I've paid for my mistakes in bringing horned goats into our herd. Nettie almost died from a horn related injury to her udder a year & a half ago. I've also been dealt blows with those horns, and although probably unintentional, they still hurt like hell and left nasty bruises. And even though I've told Rhiannon that she is not allowed to go near the horned goats, they don't listen, especially when they suspect you may have something yummy to eat.
I've sold two of the horned goats that I acquired in the last year or so, but still had Lily & Herman the Boers, and MamaGoat, the Mini-Saanen that just so happens to now be my heaviest milker. She also happened to be the meanest little shit because she had horns...and knew how to use them, even on the bigger goats.
I was at my wit's end earlier in the kidding season. I saw MamaGoat toss other kids across the yard with those damned horns. I saw her ambush other goats and gouge them in the side, seemingly "just because". And her horns weren't the ones that rolled back behind her head. Oh no. They were straight and pointy (although they had been previously "tipped") and you'd better mind your eyeballs or there was the distinct possibility that she'd end up popping one of them out if you bent over to her and she spooked.
But darn it. She was my best milker. And apparently I'm heartless and selfish and cruel. Because I didn't butcher her or sell her to a horned herd owner; she's still on the homestead. What I did was, according to some, a horrible, horrible thing. I banded her horns.
I've always said that I wanted this blog to be truthful, no matter how embarrassing or ignorant or stupid my actions (the ones that I tell you about, that is) may be. Because I honestly believe that everything is a learning opportunity. Some of those lessons are best learned personally, other best learned by other people's mistakes (say for example, swimming in shark infested waters wearing a meat necklace). So that is why I will open my blog to the shaming or finger pointing or angry comments that may ensue after this is posted. And although I am always open and willing to hear other's opinions or experiences, I will not tolerate the unoriginal comments like "You're a meanie" or "You're a murderer" kinda stuff. Because you know what? It's my blog. It's my life. And if you don't like what I'm doing you can simply unsubscribe and go look at funny cat pictures.
Heck, let's all look at funny cat pictures, no matter what you think of my blog. Because cats are awesome.

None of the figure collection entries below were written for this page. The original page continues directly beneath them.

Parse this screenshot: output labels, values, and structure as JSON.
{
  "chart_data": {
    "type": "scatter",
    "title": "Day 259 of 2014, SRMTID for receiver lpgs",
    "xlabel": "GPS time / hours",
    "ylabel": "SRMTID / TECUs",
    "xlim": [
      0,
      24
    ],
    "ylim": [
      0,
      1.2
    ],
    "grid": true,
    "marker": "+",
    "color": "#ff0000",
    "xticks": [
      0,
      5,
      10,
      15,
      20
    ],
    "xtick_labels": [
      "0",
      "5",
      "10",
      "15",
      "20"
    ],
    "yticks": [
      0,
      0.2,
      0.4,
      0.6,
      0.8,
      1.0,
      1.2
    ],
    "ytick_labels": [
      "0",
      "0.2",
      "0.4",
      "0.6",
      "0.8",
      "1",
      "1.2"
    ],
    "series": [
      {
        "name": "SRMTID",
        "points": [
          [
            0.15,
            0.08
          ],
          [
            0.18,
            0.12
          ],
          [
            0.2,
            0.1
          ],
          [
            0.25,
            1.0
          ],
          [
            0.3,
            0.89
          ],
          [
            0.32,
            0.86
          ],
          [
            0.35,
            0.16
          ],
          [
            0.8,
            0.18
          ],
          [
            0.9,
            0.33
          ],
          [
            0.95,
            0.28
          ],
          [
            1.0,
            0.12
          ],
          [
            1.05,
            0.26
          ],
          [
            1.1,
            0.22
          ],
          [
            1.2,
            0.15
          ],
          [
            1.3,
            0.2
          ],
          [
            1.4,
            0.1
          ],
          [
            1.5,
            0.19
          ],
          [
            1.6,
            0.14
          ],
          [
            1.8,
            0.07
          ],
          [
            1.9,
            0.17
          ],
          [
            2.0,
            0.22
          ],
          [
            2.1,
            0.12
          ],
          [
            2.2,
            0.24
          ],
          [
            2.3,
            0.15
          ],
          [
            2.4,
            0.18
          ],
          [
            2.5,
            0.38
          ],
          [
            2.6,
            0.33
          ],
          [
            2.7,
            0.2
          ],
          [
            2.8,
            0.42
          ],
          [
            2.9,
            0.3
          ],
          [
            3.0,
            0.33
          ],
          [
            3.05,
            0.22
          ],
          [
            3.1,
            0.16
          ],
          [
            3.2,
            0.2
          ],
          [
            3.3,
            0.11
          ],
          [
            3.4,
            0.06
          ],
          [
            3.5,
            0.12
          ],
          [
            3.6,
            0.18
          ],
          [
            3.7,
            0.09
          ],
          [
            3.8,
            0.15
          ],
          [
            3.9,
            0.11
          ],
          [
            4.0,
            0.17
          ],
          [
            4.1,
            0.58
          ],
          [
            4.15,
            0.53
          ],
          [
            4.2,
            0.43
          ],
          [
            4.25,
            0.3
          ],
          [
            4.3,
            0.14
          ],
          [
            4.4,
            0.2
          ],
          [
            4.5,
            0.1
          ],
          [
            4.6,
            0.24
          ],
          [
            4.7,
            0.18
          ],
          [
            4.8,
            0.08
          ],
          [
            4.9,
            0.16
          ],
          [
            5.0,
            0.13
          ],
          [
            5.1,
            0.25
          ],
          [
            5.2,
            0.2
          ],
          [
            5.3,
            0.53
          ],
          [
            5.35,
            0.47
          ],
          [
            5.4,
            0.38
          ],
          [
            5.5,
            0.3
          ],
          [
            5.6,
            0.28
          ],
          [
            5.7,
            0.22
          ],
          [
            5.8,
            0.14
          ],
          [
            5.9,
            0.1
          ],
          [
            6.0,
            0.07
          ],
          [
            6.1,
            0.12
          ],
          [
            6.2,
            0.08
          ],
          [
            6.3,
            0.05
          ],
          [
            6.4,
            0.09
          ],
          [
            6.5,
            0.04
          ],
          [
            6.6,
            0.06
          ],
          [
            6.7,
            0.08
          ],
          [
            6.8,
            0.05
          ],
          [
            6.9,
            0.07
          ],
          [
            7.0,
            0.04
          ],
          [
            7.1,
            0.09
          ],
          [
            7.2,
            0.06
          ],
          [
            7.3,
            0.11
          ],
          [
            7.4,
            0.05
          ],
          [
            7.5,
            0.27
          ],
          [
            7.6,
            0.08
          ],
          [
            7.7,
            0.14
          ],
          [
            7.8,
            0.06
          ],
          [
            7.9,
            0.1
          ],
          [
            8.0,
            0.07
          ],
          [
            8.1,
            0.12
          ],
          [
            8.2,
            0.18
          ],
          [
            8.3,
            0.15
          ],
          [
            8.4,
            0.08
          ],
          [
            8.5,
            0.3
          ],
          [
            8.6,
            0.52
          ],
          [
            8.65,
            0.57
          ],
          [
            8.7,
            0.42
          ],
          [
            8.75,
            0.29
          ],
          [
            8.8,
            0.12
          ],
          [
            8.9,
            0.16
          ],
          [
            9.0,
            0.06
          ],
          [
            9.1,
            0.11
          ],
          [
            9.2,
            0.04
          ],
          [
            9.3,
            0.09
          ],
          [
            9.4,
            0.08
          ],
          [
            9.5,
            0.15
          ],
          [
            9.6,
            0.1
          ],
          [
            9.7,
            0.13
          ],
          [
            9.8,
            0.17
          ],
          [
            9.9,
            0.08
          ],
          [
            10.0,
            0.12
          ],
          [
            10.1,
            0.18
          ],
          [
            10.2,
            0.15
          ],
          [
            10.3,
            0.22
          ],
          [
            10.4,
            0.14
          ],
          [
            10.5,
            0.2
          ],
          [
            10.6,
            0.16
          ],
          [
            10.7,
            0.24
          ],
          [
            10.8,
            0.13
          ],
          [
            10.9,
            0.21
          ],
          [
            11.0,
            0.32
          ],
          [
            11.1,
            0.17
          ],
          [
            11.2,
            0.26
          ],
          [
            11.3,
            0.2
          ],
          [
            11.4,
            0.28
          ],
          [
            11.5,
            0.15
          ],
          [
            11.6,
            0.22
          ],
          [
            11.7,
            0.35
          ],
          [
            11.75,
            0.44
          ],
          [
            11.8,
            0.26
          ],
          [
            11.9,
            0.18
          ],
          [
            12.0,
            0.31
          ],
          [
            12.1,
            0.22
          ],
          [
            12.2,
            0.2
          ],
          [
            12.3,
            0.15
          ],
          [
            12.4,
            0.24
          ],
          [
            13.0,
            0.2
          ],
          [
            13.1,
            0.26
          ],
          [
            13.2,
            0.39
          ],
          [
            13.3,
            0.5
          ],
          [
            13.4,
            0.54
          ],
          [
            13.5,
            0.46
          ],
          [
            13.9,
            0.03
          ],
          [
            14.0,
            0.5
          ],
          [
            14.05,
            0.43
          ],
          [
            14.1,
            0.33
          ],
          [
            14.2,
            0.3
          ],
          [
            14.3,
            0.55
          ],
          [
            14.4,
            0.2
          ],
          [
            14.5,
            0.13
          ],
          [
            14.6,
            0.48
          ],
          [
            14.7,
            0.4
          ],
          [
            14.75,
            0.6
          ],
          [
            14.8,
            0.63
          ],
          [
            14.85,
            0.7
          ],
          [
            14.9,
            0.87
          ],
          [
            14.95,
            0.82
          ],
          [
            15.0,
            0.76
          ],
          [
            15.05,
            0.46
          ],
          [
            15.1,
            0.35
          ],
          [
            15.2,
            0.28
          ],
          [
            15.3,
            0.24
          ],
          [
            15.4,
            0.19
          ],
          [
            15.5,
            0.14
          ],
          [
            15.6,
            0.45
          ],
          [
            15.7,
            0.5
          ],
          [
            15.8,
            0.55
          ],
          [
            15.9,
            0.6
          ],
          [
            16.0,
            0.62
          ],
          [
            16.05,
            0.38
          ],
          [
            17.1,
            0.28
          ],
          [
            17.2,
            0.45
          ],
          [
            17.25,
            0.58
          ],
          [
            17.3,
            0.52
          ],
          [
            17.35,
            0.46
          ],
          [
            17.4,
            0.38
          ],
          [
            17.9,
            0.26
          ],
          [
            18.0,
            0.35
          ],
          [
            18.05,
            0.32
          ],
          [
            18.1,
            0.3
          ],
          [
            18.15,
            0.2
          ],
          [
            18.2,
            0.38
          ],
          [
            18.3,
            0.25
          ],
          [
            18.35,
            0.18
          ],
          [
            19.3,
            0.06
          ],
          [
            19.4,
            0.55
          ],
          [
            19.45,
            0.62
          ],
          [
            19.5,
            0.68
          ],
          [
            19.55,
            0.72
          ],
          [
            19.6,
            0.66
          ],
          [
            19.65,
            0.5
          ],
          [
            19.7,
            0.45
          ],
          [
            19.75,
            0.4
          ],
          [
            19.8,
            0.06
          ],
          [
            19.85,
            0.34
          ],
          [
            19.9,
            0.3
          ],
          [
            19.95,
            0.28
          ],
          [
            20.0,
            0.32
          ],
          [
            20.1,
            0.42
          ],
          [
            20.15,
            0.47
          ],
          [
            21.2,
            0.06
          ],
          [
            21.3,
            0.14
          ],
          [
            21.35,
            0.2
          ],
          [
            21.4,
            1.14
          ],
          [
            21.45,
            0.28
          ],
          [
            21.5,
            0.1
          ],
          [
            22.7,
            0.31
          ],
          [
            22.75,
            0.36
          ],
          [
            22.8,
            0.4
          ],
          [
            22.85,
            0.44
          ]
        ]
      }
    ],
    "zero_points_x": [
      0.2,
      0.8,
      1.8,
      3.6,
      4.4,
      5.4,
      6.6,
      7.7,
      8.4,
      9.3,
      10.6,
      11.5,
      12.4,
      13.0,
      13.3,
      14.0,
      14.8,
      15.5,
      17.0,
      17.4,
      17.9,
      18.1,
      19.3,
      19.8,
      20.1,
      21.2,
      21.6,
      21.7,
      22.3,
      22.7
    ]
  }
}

Anyways. Back to the banding.
I've read other blogs and livestock threads where people have used bands in order to remove the horns off their goats. I've mulled it over. I've agonized over it. I've gone back & forth and finally just said, "Screw it" and I had Paul help me band MamaGoat's horns.
Basically, it went like this;
During feeding time when everyone is clipped to the fence at their respective feeding stations, I held MamaGoat's head firmly while Paul used a file to make a groove in MamaGoat's horns as close to her skull as was possible. It only took a few well-placed and firm passes and a nice, bloodless groove was made into the horn. Paul then used the elastrator to slip on a castrating band and fit it into the groove. Same thing with the other side.
About four weeks later, Paul came into the house and told me that MamaGoat's horn was hanging. We both went back out there and snipped some sort of connective tissue off to release the horn. There was blood, and it looked pretty bad, but only because she's white and a small stream had dripped down her face. She was more freaked out by the hanging horn than anything. We put some blood stop powder on it and life went on. She kept to herself for the next day or so, but she was eating grain and hay as normal.
A week and a half later, I went out in the morning to milk her and she didn't come running as usual. I hand a hankering that she lost her other horn and I was correct. She was under the barn, some fresh blood on her skull, and now totally hornless. She felt well enough that I was able to tempt her from underneath the barn with some fresh greenery, she hopped up on the milk stanchion, I milked her, and life went on.
She is no longer the meanie she once was. And as of yet, I have not seen any distressing signs from the banding. Not saying that something might happen in the future. Not saying that this wasn't a traumatic event for her. Not even saying that this is what everyone should do if you don't want horns on your goat herd.
But it's what I did and it seems to have worked. I don't have to worry about Rhiannon getting her eye gouged out, I don't have to worry about MamaGoat getting her horns stuck in the cattle panel fence and I don't have to worry about baby goats being gored to death by a little goat with a big (horned) attitude.